Philly Cheesesteak Mac and Cheese Bake

If you love the classic flavors of a Philly cheesesteak, you’ll adore this Philly Cheesesteak Mac and Cheese Bake. This indulgent dish combines the best of both worlds—tender pasta coated in creamy cheese sauce with savory steak and sautéed vegetables, all baked together into a comforting casserole. It’s the perfect weeknight meal for when you’re craving something hearty, or a crowd-pleaser at gatherings when you want to serve a unique twist on mac and cheese.


Ingredients:

For the Mac and Cheese:

  • 12 oz elbow macaroni (or pasta of choice)
  • 2 tablespoons unsalted butter
  • 2 tablespoons all-purpose flour
  • 2 cups whole milk
  • 1 cup heavy cream
  • 2 cups shredded cheddar cheese
  • 1 cup shredded provolone cheese
  • Salt and pepper to taste

For the Steak and Veggies:

  • 1 lb ribeye steak or flank steak, thinly sliced
  • 2 tablespoons olive oil
  • 1 large onion, thinly sliced
  • 1 green bell pepper, thinly sliced
  • 1 red bell pepper, thinly sliced
  • 1 cup sliced mushrooms (optional)
  • 2 cloves garlic, minced
  • Salt and pepper to taste

For Topping:

  • ½ cup shredded provolone or mozzarella cheese
  • ¼ cup seasoned breadcrumbs (optional for crunch)

Preparation:

Step 1: Preheat the Oven

Preheat your oven to 350°F (175°C). Grease a 9×13-inch baking dish or casserole dish with cooking spray and set it aside.

Step 2: Cook the Pasta

Bring a large pot of salted water to a boil. Cook the elbow macaroni according to package directions until al dente, about 6-7 minutes. Drain the pasta and set aside.

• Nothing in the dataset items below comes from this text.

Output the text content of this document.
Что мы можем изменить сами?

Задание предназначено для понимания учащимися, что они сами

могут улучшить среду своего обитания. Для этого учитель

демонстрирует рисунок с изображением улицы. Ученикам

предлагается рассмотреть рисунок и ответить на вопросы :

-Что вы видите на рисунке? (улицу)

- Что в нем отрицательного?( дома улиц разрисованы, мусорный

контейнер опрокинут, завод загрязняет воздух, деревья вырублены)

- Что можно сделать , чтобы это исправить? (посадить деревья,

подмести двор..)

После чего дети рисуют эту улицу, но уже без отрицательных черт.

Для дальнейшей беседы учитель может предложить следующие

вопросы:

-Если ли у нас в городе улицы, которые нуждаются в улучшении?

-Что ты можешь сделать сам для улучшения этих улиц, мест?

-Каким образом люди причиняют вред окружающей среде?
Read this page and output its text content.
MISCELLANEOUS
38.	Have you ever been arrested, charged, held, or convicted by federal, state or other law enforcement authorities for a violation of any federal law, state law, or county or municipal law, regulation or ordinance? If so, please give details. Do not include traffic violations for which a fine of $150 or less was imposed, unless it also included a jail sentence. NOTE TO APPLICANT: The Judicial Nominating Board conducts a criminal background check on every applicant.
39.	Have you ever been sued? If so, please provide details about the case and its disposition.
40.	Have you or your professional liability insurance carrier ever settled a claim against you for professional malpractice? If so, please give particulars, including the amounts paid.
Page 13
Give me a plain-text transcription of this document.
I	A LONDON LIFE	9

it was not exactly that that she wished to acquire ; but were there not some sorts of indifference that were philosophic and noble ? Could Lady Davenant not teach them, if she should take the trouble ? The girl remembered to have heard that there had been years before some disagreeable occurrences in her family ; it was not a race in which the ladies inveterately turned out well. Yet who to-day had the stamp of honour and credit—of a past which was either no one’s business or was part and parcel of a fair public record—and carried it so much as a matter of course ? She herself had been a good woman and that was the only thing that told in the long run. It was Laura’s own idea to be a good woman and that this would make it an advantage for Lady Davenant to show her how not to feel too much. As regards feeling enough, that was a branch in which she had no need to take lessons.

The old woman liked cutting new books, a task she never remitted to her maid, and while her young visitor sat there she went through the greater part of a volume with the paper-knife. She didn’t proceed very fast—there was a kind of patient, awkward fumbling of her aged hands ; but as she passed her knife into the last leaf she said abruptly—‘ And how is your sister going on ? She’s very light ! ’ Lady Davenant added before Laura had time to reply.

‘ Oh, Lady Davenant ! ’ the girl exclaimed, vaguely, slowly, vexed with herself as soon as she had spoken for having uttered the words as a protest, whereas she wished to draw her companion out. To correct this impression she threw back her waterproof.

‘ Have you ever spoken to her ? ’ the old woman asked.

Step 3: Sauté the Steak and Vegetables

In a large skillet, heat the olive oil over medium-high heat. Add the sliced steak and cook for 3-4 minutes, stirring occasionally, until browned and cooked to your liking. Season with salt and pepper. Remove the steak from the skillet and set it aside.

In the same skillet, add the sliced onion, bell peppers, and mushrooms (if using). Sauté the vegetables for 5-6 minutes until they are soft and slightly caramelized. Add the minced garlic and cook for an additional minute, then remove from heat. Combine the sautéed vegetables with the cooked steak and set aside.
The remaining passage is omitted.